The village was situated on a low sandstone hill on the central coastal plain, overlooking the Mediterranean seashore. Built around the shrine of al-Hasan ibn 'Ali (d. A.D. 1081), a descendant of the second Muslim caliph 'Umar ibn al-Khattab, the village also was known as Sayyiduna 'Ali ('our lord 'Ali'). The Syrian Sufi traveller al-Bakri al-Siddiqi, who journeyed in the area in the mid-eighteenth century, reported that he was given overnight lodgings in the mosque of al-Haram. Traditionally, people from all over Palestine came to the shrine during the summer to pray, perform rituals, and collect souvenirs. Al-Haram's population was predominantly Muslim. The village houses were made of stone or adobe brick and were built close together. An elementary school, founded in 1921, had an enrollment of sixty-eight students by the mid-1940s. Agriculture was the mainstay of the economy; in 1944/45, 136 dunums of village land were devoted to citrus and bananas and 2,096 dunums were allocated to cereals; 256 dunums were irrigated or used for orchards. In addition to agriculture, the residents engaged in fishing. Eight hundred m north of the village lay Khirbat Arsuf (132178). Excavation at this site in 1977 and 1982 revealed the remains of a suq (market) dating to the early Islamic period. However, the history of the site spans from the fifth century B.C. to the sixteenth century A.D. During the Hellenistic period it was known as Apollonia. The Crusaders built a fortress there that they called Arsur. Arshuf was also mentioned in the sixteenth-century Ottoman tax records.

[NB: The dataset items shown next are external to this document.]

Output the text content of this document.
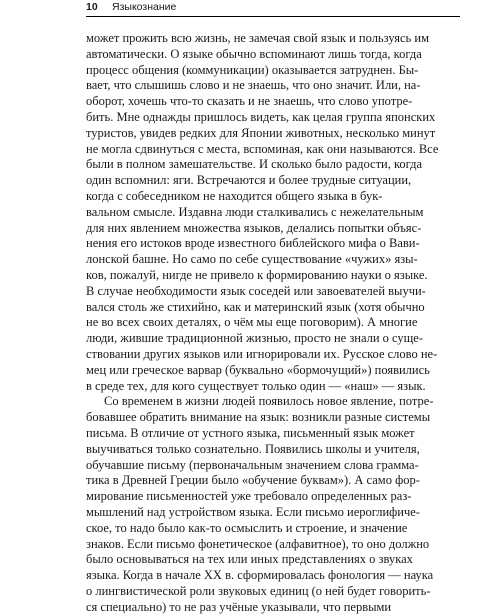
10 Языкознание

может прожить всю жизнь, не замечая свой язык и пользуясь им
автоматически. О языке обычно вспоминают лишь тогда, когда
процесс общения (коммуникации) оказывается затруднен. Бы-
вает, что слышишь слово и не знаешь, что оно значит. Или, на-
оборот, хочешь что-то сказать и не знаешь, что слово употре-
бить. Мне однажды пришлось видеть, как целая группа японских
туристов, увидев редких для Японии животных, несколько минут
не могла сдвинуться с места, вспоминая, как они называются. Все
были в полном замешательстве. И сколько было радости, когда
один вспомнил: яги. Встречаются и более трудные ситуации,
когда с собеседником не находится общего языка в бук-
вальном смысле. Издавна люди сталкивались с нежелательным
для них явлением множества языков, делались попытки объяс-
нения его истоков вроде известного библейского мифа о Вави-
лонской башне. Но само по себе существование «чужих» язы-
ков, пожалуй, нигде не привело к формированию науки о языке.
В случае необходимости язык соседей или завоевателей выучи-
вался столь же стихийно, как и материнский язык (хотя обычно
не во всех своих деталях, о чём мы еще поговорим). А многие
люди, жившие традиционной жизнью, просто не знали о суще-
ствовании других языков или игнорировали их. Русское слово не-
мец или греческое варвар (буквально «бормочущий») появились
в среде тех, для кого существует только один — «наш» — язык.

Со временем в жизни людей появилось новое явление, потре-
бовавшее обратить внимание на язык: возникли разные системы
письма. В отличие от устного языка, письменный язык может
выучиваться только сознательно. Появились школы и учителя,
обучавшие письму (первоначальным значением слова грамма-
тика в Древней Греции было «обучение буквам»). А само фор-
мирование письменностей уже требовало определенных раз-
мышлений над устройством языка. Если письмо иероглифиче-
ское, то надо было как-то осмыслить и строение, и значение
знаков. Если письмо фонетическое (алфавитное), то оно должно
было основываться на тех или иных представлениях о звуках
языка. Когда в начале XX в. сформировалась фонология — наука
о лингвистической роли звуковых единиц (о ней будет говорить-
ся специально) то не раз учёные указывали, что первыми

It seems that it was only after the site of Arshuf had been abandoned, some time in the seventeenth century, that al-Haram was built.

Al-Haram was probably seized by Zionist troops some time before the end of the British Mandate on 15 May 1948. By this time, Zionist forces were in control of the whole coastal area between Haifa and Tel Aviv (see Abu Kishk, Jaffa sub-disctrict).

The settlement of Rishpon (133178) was built in 1936 on the northern border of al-Haram's lands; Kefar Shemaryahu (133176) was established in 1937 southeast of the village site, on what had traditionally been village land.

The shrine, a few houses, and the cemetery are all that remain of the village. The partially renovated shrine is a large complex with an elaborate architecture, including arched colonnaded porticos and a minaret that rises atop one of its buildings. Near the shrine, the ruined foundations of village houses are visible; further away, several houses stand which are presently inhabited by Jews. The dilapidated cemetery overlooks the sea and is used as a parking lot for Israeli tourists.